Um Cristo servo e o modelo diaconal de ser Igreja


A grande inquietação da TdL sempre foi de se manter fiel aos oprimidos
de toda espécie. De estar ao seu lado em sua luta por libertação. Na medida
em que é na comunidade fraterna que se pode antecipar aquilo que ocorrerá
no mundo futuro e na vida eterna (Greshake, 227), a TdL encontra na vida
eclesial um ambiente fecundo para antecipar e vivenciar intensamente o futuro
de um mundo novo. Precisa sim de uma forma mais democrática e diacônica
de ser Igreja. Uma Igreja que não tenha a si mesma como um fim. Que não
prega a si mesma, mas a Cristo e que nEle se inspire.
Deixar-se inspirar por Jesus Cristo tem conseqüências revolucionárias.
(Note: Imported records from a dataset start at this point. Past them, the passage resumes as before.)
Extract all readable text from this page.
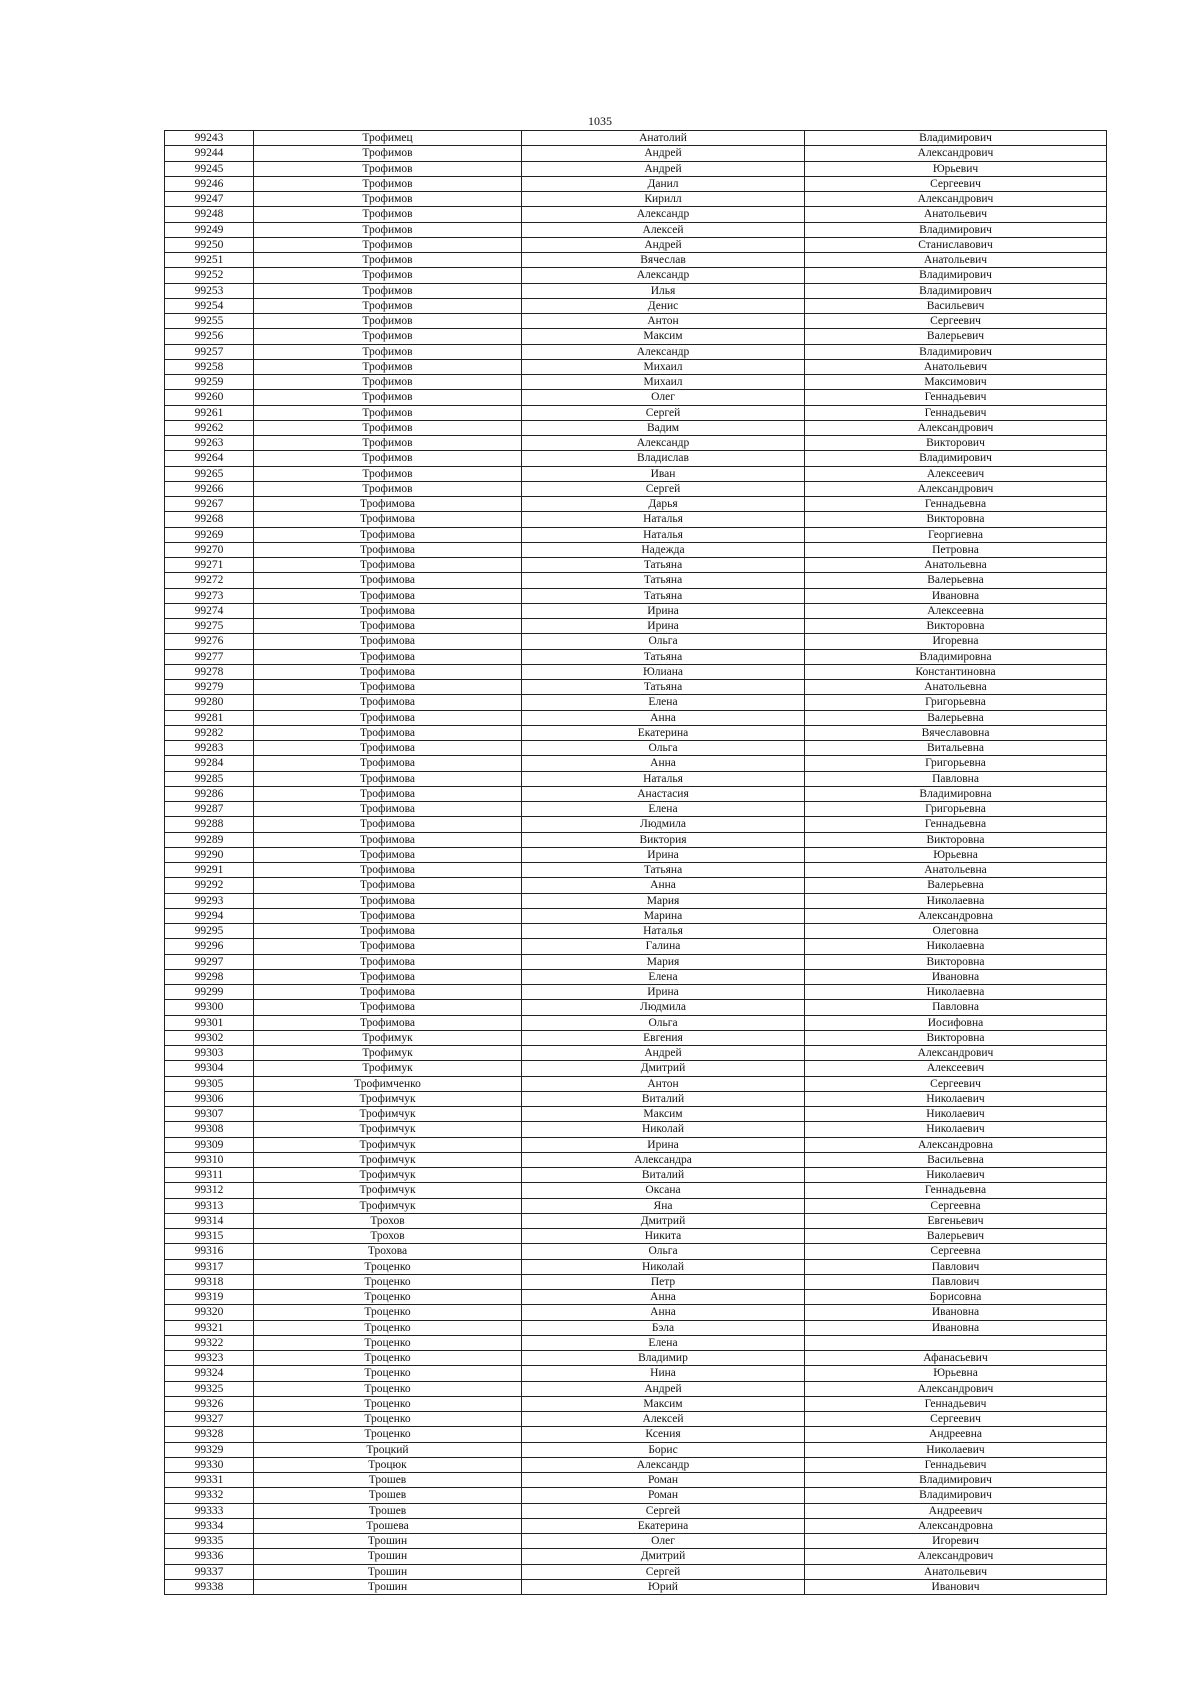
1035
99243	Трофимец	Анатолий	Владимирович
99244	Трофимов	Андрей	Александрович
99245	Трофимов	Андрей	Юрьевич
99246	Трофимов	Данил	Сергеевич
99247	Трофимов	Кирилл	Александрович
99248	Трофимов	Александр	Анатольевич
99249	Трофимов	Алексей	Владимирович
99250	Трофимов	Андрей	Станиславович
99251	Трофимов	Вячеслав	Анатольевич
99252	Трофимов	Александр	Владимирович
99253	Трофимов	Илья	Владимирович
99254	Трофимов	Денис	Васильевич
99255	Трофимов	Антон	Сергеевич
99256	Трофимов	Максим	Валерьевич
99257	Трофимов	Александр	Владимирович
99258	Трофимов	Михаил	Анатольевич
99259	Трофимов	Михаил	Максимович
99260	Трофимов	Олег	Геннадьевич
99261	Трофимов	Сергей	Геннадьевич
99262	Трофимов	Вадим	Александрович
99263	Трофимов	Александр	Викторович
99264	Трофимов	Владислав	Владимирович
99265	Трофимов	Иван	Алексеевич
99266	Трофимов	Сергей	Александрович
99267	Трофимова	Дарья	Геннадьевна
99268	Трофимова	Наталья	Викторовна
99269	Трофимова	Наталья	Георгиевна
99270	Трофимова	Надежда	Петровна
99271	Трофимова	Татьяна	Анатольевна
99272	Трофимова	Татьяна	Валерьевна
99273	Трофимова	Татьяна	Ивановна
99274	Трофимова	Ирина	Алексеевна
99275	Трофимова	Ирина	Викторовна
99276	Трофимова	Ольга	Игоревна
99277	Трофимова	Татьяна	Владимировна
99278	Трофимова	Юлиана	Константиновна
99279	Трофимова	Татьяна	Анатольевна
99280	Трофимова	Елена	Григорьевна
99281	Трофимова	Анна	Валерьевна
99282	Трофимова	Екатерина	Вячеславовна
99283	Трофимова	Ольга	Витальевна
99284	Трофимова	Анна	Григорьевна
99285	Трофимова	Наталья	Павловна
99286	Трофимова	Анастасия	Владимировна
99287	Трофимова	Елена	Григорьевна
99288	Трофимова	Людмила	Геннадьевна
99289	Трофимова	Виктория	Викторовна
99290	Трофимова	Ирина	Юрьевна
99291	Трофимова	Татьяна	Анатольевна
99292	Трофимова	Анна	Валерьевна
99293	Трофимова	Мария	Николаевна
99294	Трофимова	Марина	Александровна
99295	Трофимова	Наталья	Олеговна
99296	Трофимова	Галина	Николаевна
99297	Трофимова	Мария	Викторовна
99298	Трофимова	Елена	Ивановна
99299	Трофимова	Ирина	Николаевна
99300	Трофимова	Людмила	Павловна
99301	Трофимова	Ольга	Иосифовна
99302	Трофимук	Евгения	Викторовна
99303	Трофимук	Андрей	Александрович
99304	Трофимук	Дмитрий	Алексеевич
99305	Трофимченко	Антон	Сергеевич
99306	Трофимчук	Виталий	Николаевич
99307	Трофимчук	Максим	Николаевич
99308	Трофимчук	Николай	Николаевич
99309	Трофимчук	Ирина	Александровна
99310	Трофимчук	Александра	Васильевна
99311	Трофимчук	Виталий	Николаевич
99312	Трофимчук	Оксана	Геннадьевна
99313	Трофимчук	Яна	Сергеевна
99314	Трохов	Дмитрий	Евгеньевич
99315	Трохов	Никита	Валерьевич
99316	Трохова	Ольга	Сергеевна
99317	Троценко	Николай	Павлович
99318	Троценко	Петр	Павлович
99319	Троценко	Анна	Борисовна
99320	Троценко	Анна	Ивановна
99321	Троценко	Бэла	Ивановна
99322	Троценко	Елена	
99323	Троценко	Владимир	Афанасьевич
99324	Троценко	Нина	Юрьевна
99325	Троценко	Андрей	Александрович
99326	Троценко	Максим	Геннадьевич
99327	Троценко	Алексей	Сергеевич
99328	Троценко	Ксения	Андреевна
99329	Троцкий	Борис	Николаевич
99330	Троцюк	Александр	Геннадьевич
99331	Трошев	Роман	Владимирович
99332	Трошев	Роман	Владимирович
99333	Трошев	Сергей	Андреевич
99334	Трошева	Екатерина	Александровна
99335	Трошин	Олег	Игоревич
99336	Трошин	Дмитрий	Александрович
99337	Трошин	Сергей	Анатольевич
99338	Трошин	Юрий	Иванович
Em Calcedônia falou-se da unidade humano-divina de Cristo. Ele é, sem
confusão, sem separação e simultaneamente, Deus e homem. Ali se
articularam harmonicamente tanto a libertação quanto a salvação: sem divisão
e sem confusão de uma na outra. Sempre que a Igreja afirma a salvação, sem
as libertações históricas, esta incorrendo no pecado do monofisitismo. Mas
também será refém do Nestorianismo quando realçar as libertações históricas
sem a abertura à salvação. O que precisamos é de uma ação integral da Igreja
no mundo. Uma Igreja que anuncie o mistério e que lute vida libertada.